MPs also quizzed Twitter on its decision to permanently ban President Donald Trump. Some have criticised the move including German leader Angela Merkel and Mexican President Andres Manuel López Obrador, who are no fans of the outgoing US president.
In the wake of the attempted coup on 6 January, Twitter ‘permanently’ banned Donald Trump, and Facebook banned Donald Trump ‘indefinitely’ from its platforms (Instagram and Facebook).
Twitter’s head of public policy strategy Nick Pickles was asked if doing so undermined its insistence that it was a platform rather than a publisher.
It was, he said, time to “move beyond” that debate to a conversation about whether social networks were enforcing their own rules correctly.
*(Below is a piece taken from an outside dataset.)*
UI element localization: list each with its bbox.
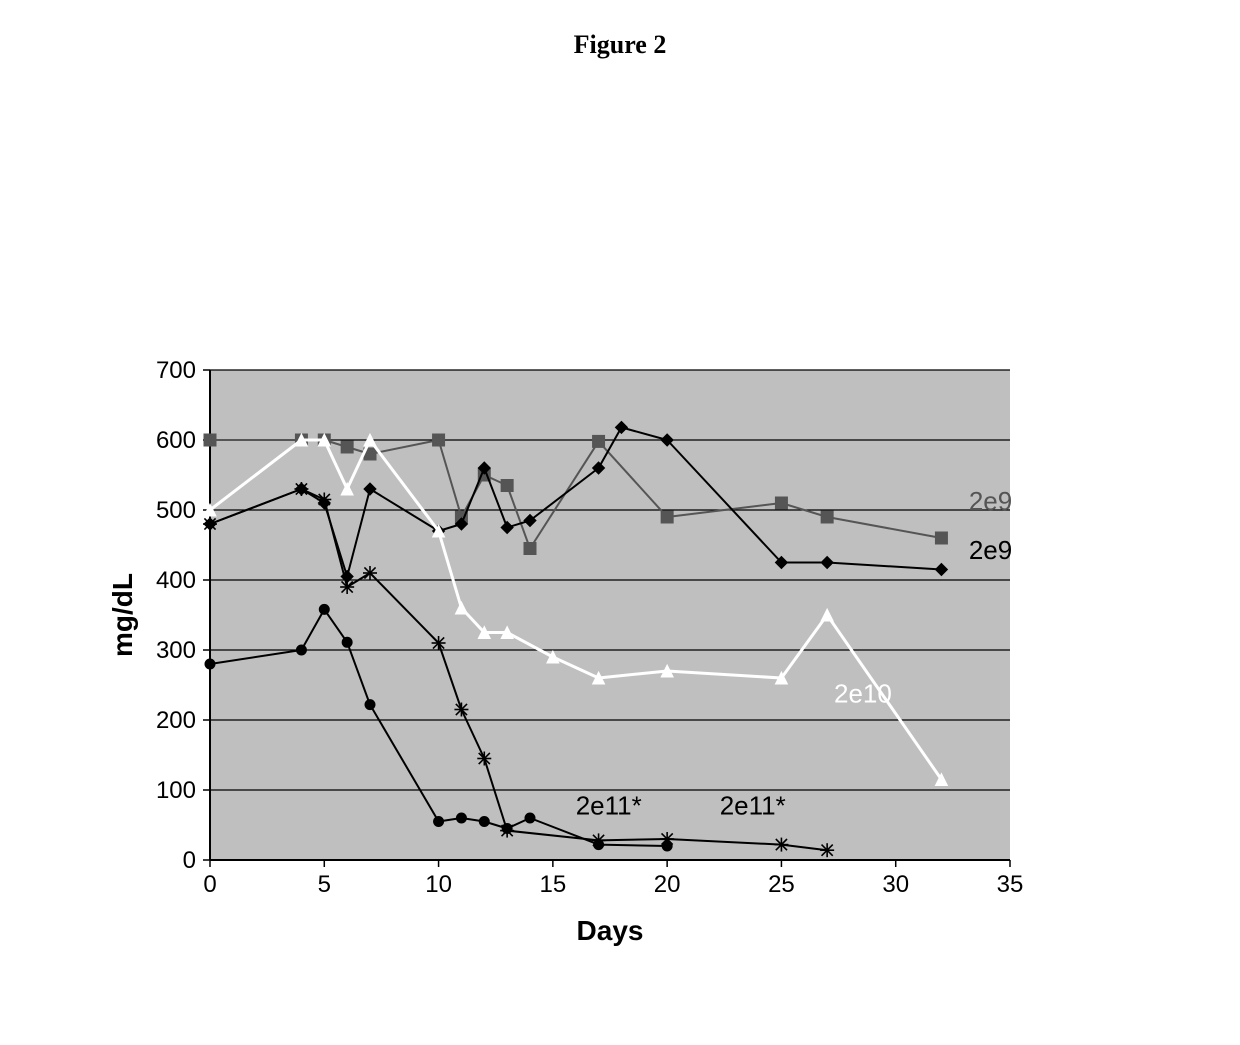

Questioned why it had banned Trump while still allowing other politicians to “sabre-rattle” on its platform, Mr Pickles added: “This is the complexity and challenge of these issues but generally content moderation is not a good way to hold governments to account.”
Trump’s tweets were inciting violence “in real-time”, he added.
Twitter CEO Jack Dorsey last week admitted that it was a ‘dangerous’ precedent, but said the microblogging platform was placed in an untenable situation, due to the false and misleading content from Trump, along with his incitement of terrorists to overthrow the democratic process of the US government.